Kôji Fukada continue de parsemer les cendres d’une passion manquée, quand bien même cela puisse devenir plus ambigu (L’Infirmière). Il se penche à présent sur la passivité et l’oisiveté du peuple urbain japonais, où les heures défilent et les jours s’empilent sans la moindre chance de s’extirper de cette routine. Il en vient à croiser le parcours de deux personnages, qui sombrent chacun dans les ténèbres de leur quotidien. L’un s’attache à un confort, qui n’est ni dû à ses relations sentimentales, ni à son dévouement solidaire. L’autre s’efface au fur et à mesure qu’elle commence à s’arrimer, la plupart du temps au crochet d’une personne, si ce n’est de l’alcool. Un jeu de chasse du chat et de la souris se confirme et les titres francophones accentuent ces moments de recherches, qui semblent tenir de l’idylle théorique et utopique.

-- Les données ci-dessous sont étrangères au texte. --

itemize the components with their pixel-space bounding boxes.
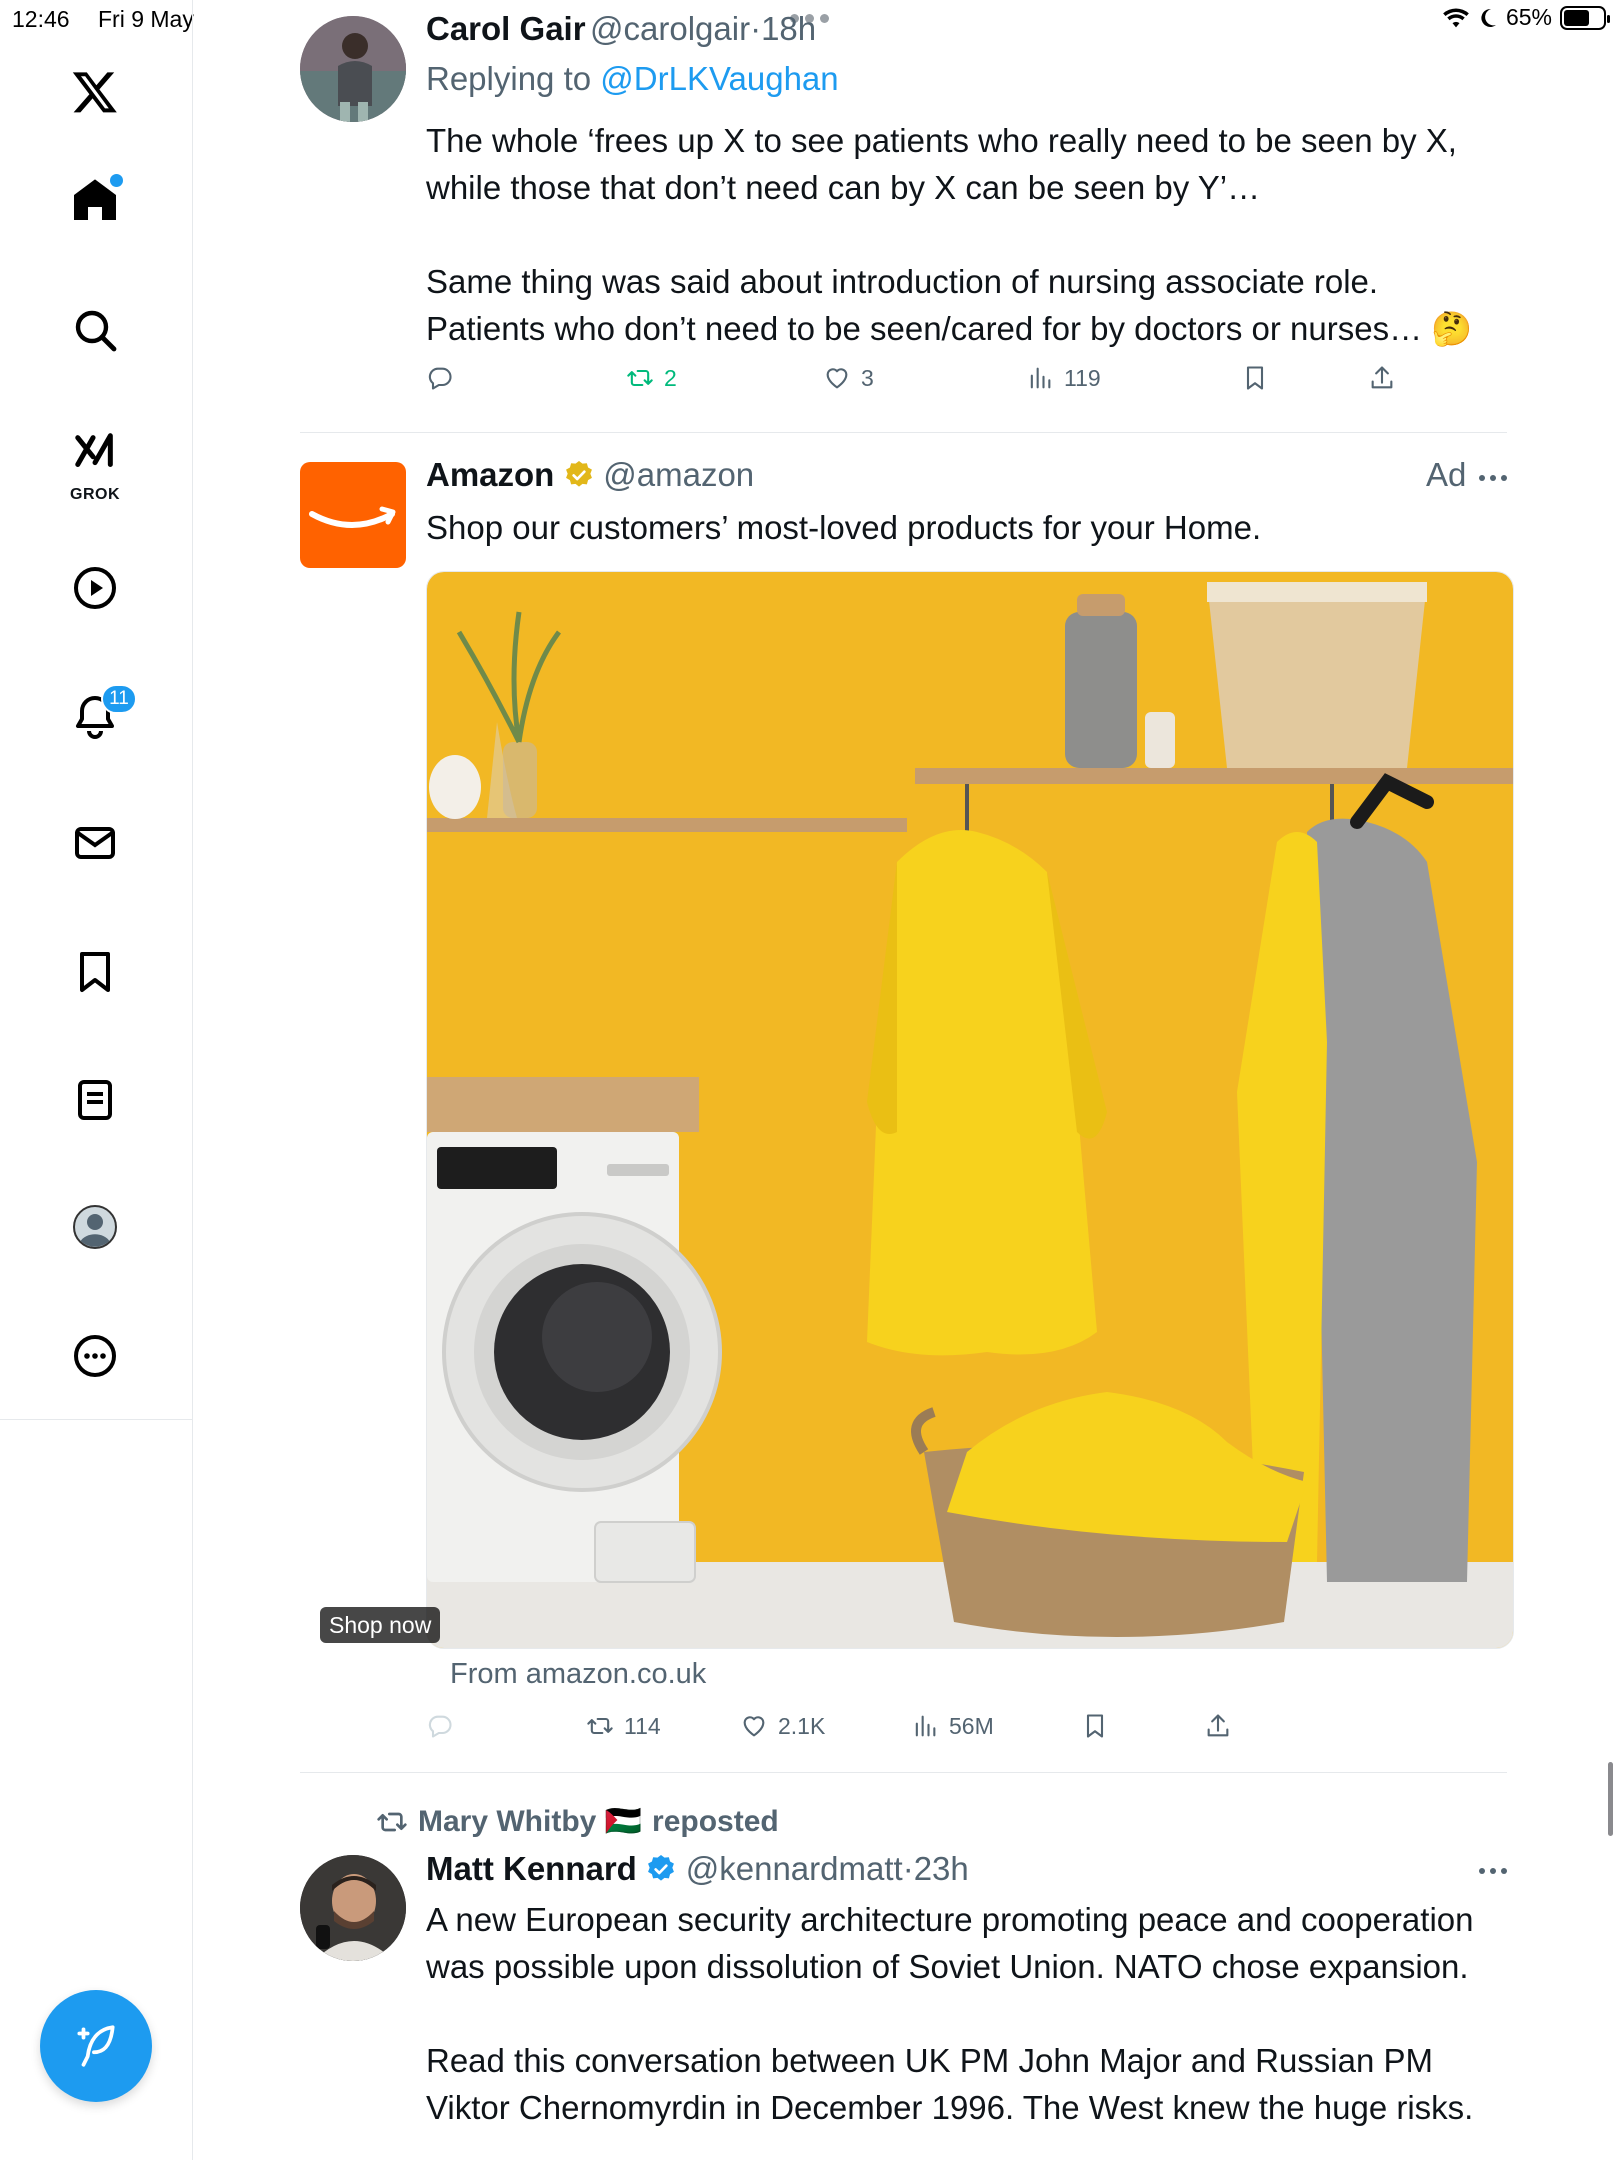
nav-bookmarks[interactable] (63, 940, 127, 1004)
reply-icon (428, 1715, 452, 1738)
nav-home[interactable] (63, 168, 127, 232)
like-button[interactable]: 3 (823, 364, 874, 392)
shop-now-button[interactable]: Shop now (320, 1607, 441, 1643)
more-options-icon[interactable] (1479, 475, 1507, 481)
blue-verified-icon (648, 1855, 675, 1881)
share-icon (1207, 1714, 1229, 1737)
tweet-text: A new European security architecture pro… (426, 1901, 1474, 2126)
share-button[interactable] (1204, 1712, 1232, 1740)
share-button[interactable] (1368, 364, 1396, 392)
tweet-header: Matt Kennard @kennardmatt·23h (426, 1850, 969, 1888)
retweet-count: 114 (624, 1712, 661, 1739)
gold-verified-icon (565, 461, 592, 487)
nav-search[interactable] (63, 298, 127, 362)
bookmark-icon (1086, 1714, 1104, 1738)
nav-profile[interactable] (63, 1195, 127, 1259)
heart-icon (743, 1716, 765, 1737)
grok-label: GROK (70, 486, 120, 503)
avatar-icon (73, 1205, 117, 1249)
grok-icon (75, 433, 113, 467)
retweet-icon (627, 369, 653, 387)
reply-button[interactable] (426, 1712, 454, 1740)
nav-notifications[interactable]: 11 (63, 684, 137, 748)
username[interactable]: @amazon (603, 456, 754, 493)
display-name[interactable]: Matt Kennard (426, 1850, 637, 1887)
views-button[interactable]: 56M (911, 1712, 994, 1740)
compose-button[interactable] (40, 1990, 152, 2102)
username[interactable]: @kennardmatt (686, 1850, 903, 1887)
timestamp[interactable]: 23h (914, 1850, 969, 1887)
heart-icon (826, 368, 848, 389)
bookmark-icon (1246, 366, 1264, 390)
tweet-actions: 2 3 119 (426, 364, 1506, 404)
ad-source[interactable]: From amazon.co.uk (450, 1658, 706, 1691)
retweet-icon (377, 1812, 407, 1831)
repost-label: reposted (652, 1804, 779, 1838)
display-name[interactable]: Amazon (426, 456, 554, 493)
timestamp[interactable]: 18h (761, 10, 816, 47)
mail-icon (75, 827, 115, 859)
nav-lists[interactable] (63, 1068, 127, 1132)
search-icon (75, 310, 117, 352)
views-icon (915, 1715, 936, 1737)
user-avatar[interactable] (300, 16, 406, 122)
bookmark-button[interactable] (1081, 1712, 1109, 1740)
replying-to: Replying to @DrLKVaughan (426, 60, 839, 98)
user-avatar[interactable] (300, 1855, 406, 1961)
replying-label: Replying to (426, 60, 601, 97)
nav-video[interactable] (63, 556, 127, 620)
bookmark-button[interactable] (1241, 364, 1269, 392)
bookmark-icon (80, 952, 110, 992)
views-button[interactable]: 119 (1026, 364, 1101, 392)
notification-badge: 11 (101, 684, 137, 714)
tweet-text: Shop our customers’ most-loved products … (426, 509, 1262, 546)
more-icon (74, 1335, 116, 1377)
more-options-icon[interactable] (1479, 1868, 1507, 1874)
x-logo-icon[interactable] (63, 60, 127, 124)
replying-to-link[interactable]: @DrLKVaughan (600, 60, 838, 97)
retweet-icon (587, 1717, 613, 1735)
scrollbar[interactable] (1608, 1762, 1613, 1836)
reply-icon (428, 367, 452, 390)
nav-grok[interactable]: GROK (63, 420, 127, 503)
timeline: Carol Gair @carolgair·18h Replying to @D… (193, 0, 1620, 2160)
repost-context[interactable]: Mary Whitby 🇵🇸 reposted (376, 1804, 779, 1839)
like-count: 3 (861, 364, 874, 391)
sidebar: GROK 11 (0, 0, 193, 1420)
nav-messages[interactable] (63, 811, 127, 875)
home-unread-dot (110, 174, 123, 187)
views-icon (1030, 367, 1051, 389)
separator-dot: · (902, 1850, 914, 1887)
ad-image[interactable] (426, 571, 1514, 1649)
tweet-header: Amazon @amazon (426, 456, 754, 494)
tweet-header: Carol Gair @carolgair·18h (426, 10, 816, 48)
retweet-count: 2 (664, 364, 677, 391)
nav-more[interactable] (63, 1324, 127, 1388)
view-count: 56M (949, 1712, 994, 1739)
reply-button[interactable] (426, 364, 454, 392)
like-count: 2.1K (778, 1712, 826, 1739)
display-name[interactable]: Carol Gair (426, 10, 586, 47)
list-icon (78, 1080, 112, 1120)
like-button[interactable]: 2.1K (740, 1712, 825, 1740)
retweet-button[interactable]: 2 (626, 364, 677, 392)
compose-icon (77, 2025, 115, 2067)
retweet-button[interactable]: 114 (586, 1712, 661, 1740)
tweet-divider (300, 432, 1507, 433)
tweet-text: The whole ‘frees up X to see patients wh… (426, 122, 1473, 347)
share-icon (1371, 366, 1393, 389)
tweet-divider (300, 1772, 1507, 1773)
view-count: 119 (1064, 364, 1101, 391)
ad-label: Ad (1426, 456, 1467, 493)
username[interactable]: @carolgair (590, 10, 750, 47)
ad-actions: 114 2.1K 56M (426, 1712, 1506, 1752)
separator-dot: · (750, 10, 762, 47)
reposter-name[interactable]: Mary Whitby 🇵🇸 (418, 1804, 642, 1839)
play-icon (74, 567, 116, 609)
amazon-logo[interactable] (300, 462, 406, 568)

Tsuji (Win Morisaki) pourrait vivre le rêve dans les quartiers populaires, où il ne se passe pas grand-chose. Cependant, il travaille et il possède des amantes, sans passion. Il n’y a pas d’histoire, ni d’avenir pour celui qui ne pense ni au mariage ni à ce qu’il est en train de vivre, si ce n’est la désolation qui s’empare de lui, au lendemain d’une rencontre inattendue. Ukiyo (Kaho Tsuchimura) est une femme perdue, mais libre, car il sera autant difficile de la cerner que de la contenir. Des hommes en ont après sa personne, elle qui ne sème que le chaos derrière elle. Mais qui peut-elle bien être ? Une sirène des temps modernes ou plutôt la justification des couples dysfonctionnels ? Tant d’interrogations nous parviennent avec le silence qui les précède. Le calme irritant de la ville aspire ainsi toute la vitalité de ces protagonistes, qui s’aiment inconsciemment, simplement parce que cela doit être le premier véritable émoi de leur existence.
La balade à travers des quartiers fréquentés, d’autres peu recommandés, conduit Tsuji à couvrir les arrières d’une Ukiyo maladroite, menteuse, manipulatrice et dont la sincérité reste à prouver. Pourtant, il existe une connexion entre les deux, quel ‘on ne verra nulle part ailleurs. Et elle se voit distinctement lorsqu’il est obligé de partager les méandres de la femme, qui n’a ni foyer ni famille à entretenir. C’est ce que l’on pourrait croire et premier abord et l’on viendra détendre toute cette problématique avec quelques feux d’artifices, qui scintillent dans l’obscurité. Ce ne sont pas les passés respectifs des personnages qui fascinent, bien au contraire, car nous assistons entièrement à leur chute. Et la continuité de cette étude serait une ascension ultime, où ces âmes errantes pourraient se libérer de leurs chaînes et de leurs obligations. En dépendant d’autrui ou de dettes douteuses, il convient ainsi de combler les vides, mais ce sera au prix d’un sacrifice qui doit les amener à défier leur condition de vie, une fois pour toutes.
Hélas, il faudra patienter avant de connaître le dénouement de toute cette aventure, qui semble si éphémère et pourtant aussi intense dans son déroulé. Il ne reste donc plus que la frustration pour se manifester dans un entre-deux épisodique, indéniablement et nécessairement complémentaires. Le format sériel de « The Real Thing » laisse un goût amer dans ce chapitrage. « Suis-moi je te fuis » et sa suite et fin « Fuis-moi je te suis » gagnent à être découverts d’une traite, afin de pleinement profiter de son double jeu entre l’amour et l’amourette, chose qui fascine déjà énormément dans cette longue exposition.